Primeira: o "grandioso" objectivo anunciado pelo Governo significa obter em 4 anos o valor que já se tinha conseguido... em 2009 (ver gráfico). Por outras palavras, os trabalhadores andarão a marcar passo em torno do que já tinham... antes da intervenção da extrema-direita económica, personalizada pelas ideias brutais de Passos Coelho/ Paulo Portas/Vítor Gaspar/António Borges, etc., que se materializaram num imparável e rápido rolo compressor neoliberal sobre direitos de trabalhadores e pensionistas e, consequentemente, numa enorme transferência de rendimento dos trabalhadores para as empresas (queda do peso dos salários no PIB). Resta, pois, saber por que razão o Governo aceitou um prazo tão dilatado para fixar o que já se obtivera muito antes. Pior: essa "borla" às confederações patronais ocorre quando não há mecanismos, nem referenciais, nem sequer um exemplo do sector público para evitar, já este ano e no futuro, a enorme transferência de rendimento dos trabalhadores para as empresas, conseguida pelo facto de os salários estarem a subir muito aquém da inflação verificada.
Segunda: nos bastidores do acordo, não parece ter havido alguma análise do que levou à quebra do peso dos salários no PIB entre 2009 e 2016, de modo a alterar o que possa ter sido feito... de errado.

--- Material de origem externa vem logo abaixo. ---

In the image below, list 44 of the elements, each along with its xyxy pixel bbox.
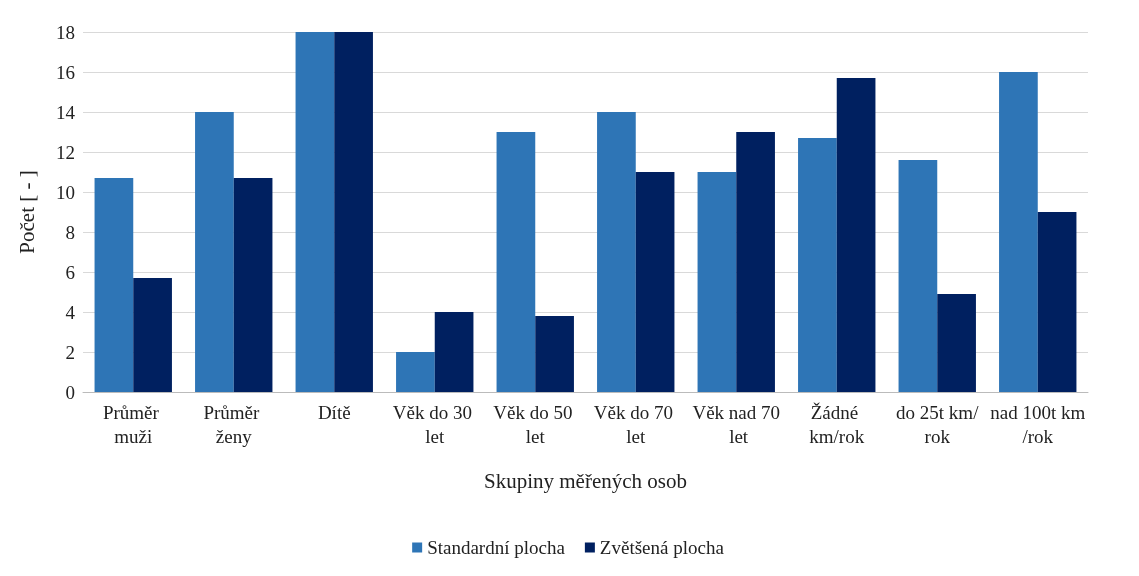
x-tick-label: Průměr muži bbox=[102, 401, 164, 447]
bar bbox=[334, 32, 373, 392]
bar bbox=[1037, 212, 1077, 392]
bar bbox=[736, 132, 775, 392]
bar bbox=[697, 172, 737, 392]
x-tick-label: Žádné km/rok bbox=[809, 401, 865, 447]
x-tick-label: Věk do 70 let bbox=[593, 401, 678, 447]
y-tick-label: 8 bbox=[65, 221, 75, 243]
x-tick-label: Průměr ženy bbox=[203, 401, 265, 447]
bar bbox=[898, 160, 938, 392]
y-tick-label: 14 bbox=[56, 101, 76, 123]
bar bbox=[999, 72, 1038, 392]
y-tick-label: 18 bbox=[56, 21, 75, 43]
y-tick-label: 16 bbox=[56, 61, 75, 83]
y-tick-label: 10 bbox=[56, 181, 75, 203]
bar bbox=[233, 178, 273, 392]
x-tick-label: nad 100t km/rok bbox=[990, 401, 1086, 447]
bar bbox=[434, 312, 474, 392]
y-tick-label: 6 bbox=[65, 261, 75, 283]
legend-label: Standardní plocha bbox=[427, 537, 566, 558]
bar bbox=[133, 278, 172, 392]
x-axis-title: Skupiny měřených osob bbox=[484, 468, 687, 493]
bar bbox=[496, 132, 536, 392]
bar bbox=[798, 138, 837, 392]
bar bbox=[396, 352, 435, 392]
x-tick-label: Věk do 30 let bbox=[392, 401, 477, 447]
x-tick-label: do 25t km/rok bbox=[896, 401, 980, 447]
bar bbox=[597, 112, 636, 392]
legend-label: Zvětšená plocha bbox=[599, 537, 725, 558]
y-axis-title: Počet [ - ] bbox=[14, 170, 39, 254]
bar bbox=[836, 78, 876, 392]
bar bbox=[295, 32, 335, 392]
x-tick-label: Věk nad 70 let bbox=[692, 401, 781, 447]
y-tick-label: 2 bbox=[65, 341, 75, 363]
bar bbox=[635, 172, 675, 392]
bar bbox=[94, 178, 134, 392]
x-tick-label: Dítě bbox=[317, 401, 351, 423]
y-tick-label: 12 bbox=[56, 141, 75, 163]
bar bbox=[535, 316, 574, 392]
y-tick-label: 0 bbox=[65, 381, 75, 403]
y-tick-label: 4 bbox=[65, 301, 76, 323]
x-tick-label: Věk do 50 let bbox=[493, 401, 578, 447]
bar bbox=[937, 294, 976, 392]
bar bbox=[195, 112, 234, 392]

Terceira: ao que tudo indica, o patronato não faz tensões de o atingir esse magro objectivo. Pelo menos a julgar pelo que disse, na referida conferência, o representante patronal, o director adjunto da CIP, responsável pelo departamento dos assuntos jurídico e socio-laborais. Nuno Biscaia teceu elogios vários ao acordo, mas no final repetiu o estafado
argumento, ouvido sobretudo desde os anos 80 e que ainda ecoa nas vozes de direita: ou seja, que a repartição de rendimento deve ser favorável às empresas porque
desse investimento virá, a prazo, benefícios para todos (trickle down). Disse Nuno Biscaia
que, na actual conjuntura, não irá ser possível subir os
salários mais do que a produtividade.
Pequeno compasso teórico para se entender o sentido das suas palavras: em termos aritméticos, só se consegue que os salários pesem mais no PIB se o salário médio crescer mais do que produtividade. O assunto é mais complicado do que isto (o Paulo Coimbra e o João Rodrigues tem se debruçado aqui, aqui e aqui). Caso queira argumentos de barricada, pode ver aqui. Mas basicamente, tudo tem a ver com a repartição do bolo. Se os aumentos da produtividade não são pelo menos repartidos irmamente entre trabalho e capital, então o peso dos salários no PIB vai cair. Foi isso que aconteceu no passado.
Fica-se assim sem saber se o director adjunto da CIP não sabe economia, se o acordo ainda não foi suficientemente interiorizado pelos representantes patronais; se pura e simplesmente não pretendem aplicá-lo ou se os representantes patronais sabem que, mesmo aplicado, nunca se atingirá aquele objectivo.